Title: High efficiency reversible solid oxide cells for the integration of offshore renewable energy using hydrogen
Funding Body: EPSRC (EP/W003732/1)
Funding Period: 2022-2025
Principal researchers
  • University of Plymouth: Professor Deborah Greaves , Dr Robert Rawlinson-Smith
  • University of St Andrews: Professor John Irvine
  • Imperial College London (lead): Professor Nigel Brandon, Professor Goran Strbac, Dr Huizhi Wang
  • University of Warwick: Professor Xiaowei Zhao
Post-Doctoral Research Assistants
  • University of Plymouth: Jessica Guichard
  • University of St Andrews: Dr Kamil Nowicki
  • Imperial College London: Dr Catalina Pino-Muñoz, Dr Danny Pudjianto, Dr Hossein Ameli
  • University of Warwick: Dr Mostafa Kheshti
Project Partners
BP, Cadent Gas Ltd, Ceres Power Ltd, FTI Consulting, Health and Safety Executive, INEOS Group, National Grid, Offshore Renewable Energy Catapult, Port of Cromarty Firth, Scottish Power, Siemens, Simec Atlantis Energy, Simply Blue Energy, TechnipFMC plc (UK), The National HVDC Centre, WH Power System Consultant
Achieving the net zero-carbon emissions target of the UK by 2050 requires increased use of renewable energy. Offshore Renewable Energy (ORE), and in particular offshore wind energy, will play an important role in the future energy mix. The intermittency of these energy sources requires increased energy storage.

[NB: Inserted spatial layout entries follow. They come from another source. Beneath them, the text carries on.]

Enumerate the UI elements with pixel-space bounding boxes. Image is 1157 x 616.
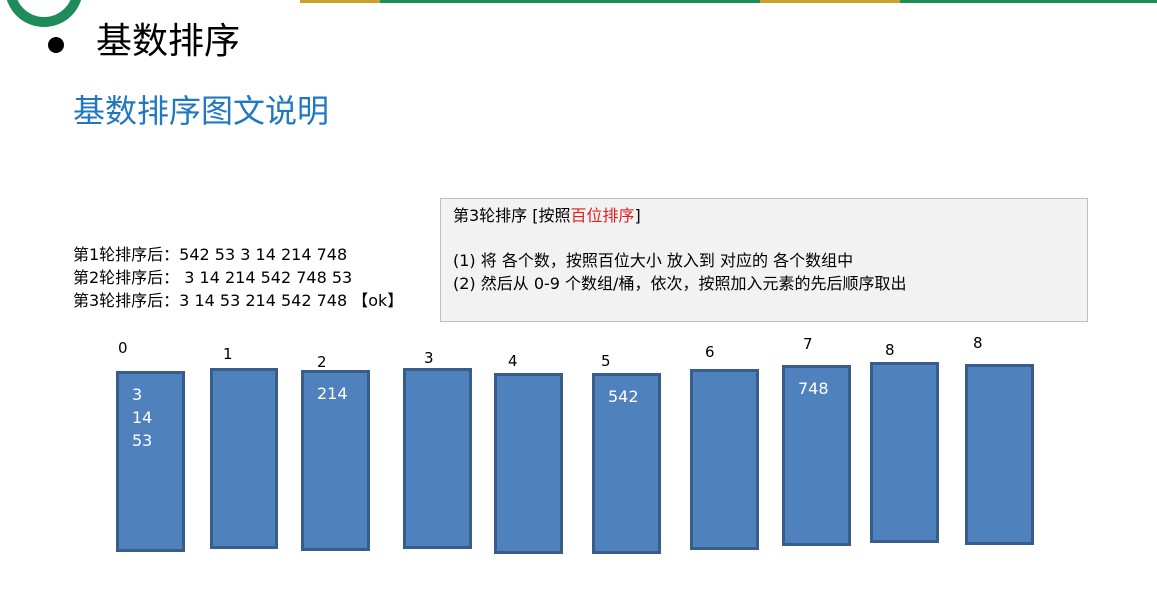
bucket-label: 0 — [118, 339, 128, 357]
bucket — [870, 362, 939, 543]
note-title-suffix: ] — [634, 206, 641, 225]
title-bullet — [48, 37, 64, 53]
note-title-prefix: 第3轮排序 [按照 — [453, 206, 571, 225]
bucket — [494, 373, 563, 554]
bucket — [690, 369, 759, 550]
bucket-item: 542 — [608, 387, 639, 406]
header-decoration — [6, 0, 1157, 27]
bucket — [210, 368, 278, 549]
bucket — [965, 364, 1034, 545]
bucket-label: 7 — [803, 335, 813, 353]
bucket: 748 — [782, 365, 851, 546]
bucket-label: 3 — [424, 349, 434, 367]
bucket-label: 2 — [317, 353, 327, 371]
bucket: 214 — [301, 370, 370, 551]
header-stripe — [300, 0, 1157, 3]
bucket-label: 6 — [705, 343, 715, 361]
bucket — [403, 368, 472, 549]
round-result-3: 第3轮排序后：3 14 53 214 542 748 【ok】 — [73, 291, 404, 310]
bucket-item: 14 — [132, 408, 153, 427]
bucket-item: 214 — [317, 384, 348, 403]
note-title-highlight: 百位排序 — [570, 206, 635, 225]
bucket-label: 1 — [223, 345, 233, 363]
bucket: 542 — [592, 373, 661, 554]
bucket-item: 748 — [798, 379, 829, 398]
bucket-label: 8 — [973, 334, 983, 352]
logo-ring — [6, 0, 82, 27]
bucket: 3 14 53 — [116, 371, 185, 552]
round-note-box: 第3轮排序 [按照百位排序] (1) 将 各个数，按照百位大小 放入到 对应的 … — [440, 198, 1088, 322]
header-stripe-accent — [760, 0, 900, 3]
page-title: 基数排序 — [96, 21, 241, 62]
round-results: 第1轮排序后：542 53 3 14 214 748 第2轮排序后： 3 14 … — [73, 243, 403, 312]
header-stripe-accent — [300, 0, 380, 3]
round-result-1: 第1轮排序后：542 53 3 14 214 748 — [73, 245, 348, 264]
note-step-1: (1) 将 各个数，按照百位大小 放入到 对应的 各个数组中 — [453, 251, 854, 270]
bucket-item: 53 — [132, 431, 153, 450]
note-title: 第3轮排序 [按照百位排序] — [453, 205, 1075, 227]
page-subtitle: 基数排序图文说明 — [73, 92, 330, 130]
bucket-label: 8 — [885, 341, 895, 359]
bucket-label: 4 — [508, 352, 518, 370]
round-result-2: 第2轮排序后： 3 14 214 542 748 53 — [73, 268, 353, 287]
bucket-item: 3 — [132, 385, 143, 404]
note-step-2: (2) 然后从 0-9 个数组/桶，依次，按照加入元素的先后顺序取出 — [453, 274, 907, 293]
bucket-label: 5 — [601, 352, 611, 370]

To avoid curtailment, green hydrogen can be produced with excess electricity for use in industry, transport, heating, or later reconversion into electricity. High efficiency reversible solid oxide cells (rSOC), usable both for electrolysis and as a fuel cell, present potential for energy storage in combination with Offshore Renewable Energy.
The University of St. Andrews provides expertise and experimental data on rSOC technologies. Performance of an rSOC system is determined thanks to a thermodynamic model of the balance of plant around the cell stack by Imperial College London. The research focus of the University of Warwick is on the role of rSOC in grid balancing. Imperial College London is also studying the role of rSOC in the whole UK energy system.
The University of Plymouth, as an expert on ORE, will investigate and compare the cost and environmental impact of several scenarios combining rSOC with an ORE farm, the outputs of which can be pure hydrogen production, pure electricity production or a combination of both. The aim is to provide answers to the following questions:
  • For which scenarios is it more profitable to produce hydrogen offshore rather than onshore?
  • What is a good ratio between ORE farm installed capacity, electrolyser capacity, and grid connection capacity for a given scenario?
  • What is the impact of the following parameters on the answers to the questions above: Distance of ORE farm to shore; costs of electrolyser system, hydrogen storage and transport, and grid connection; efficiency of electrolysis; prices paid for hydrogen or electricity, hourly electricity demand?
The output of this research aims to provide decision-making tools for investment in the most cost-effective and environmentally friendly solutions that will contribute to the net zero-carbon target.
Coast Engineering Research Group: High efficiency reversible solid oxide cells for the integration of offshore renewable energy using hydrogen.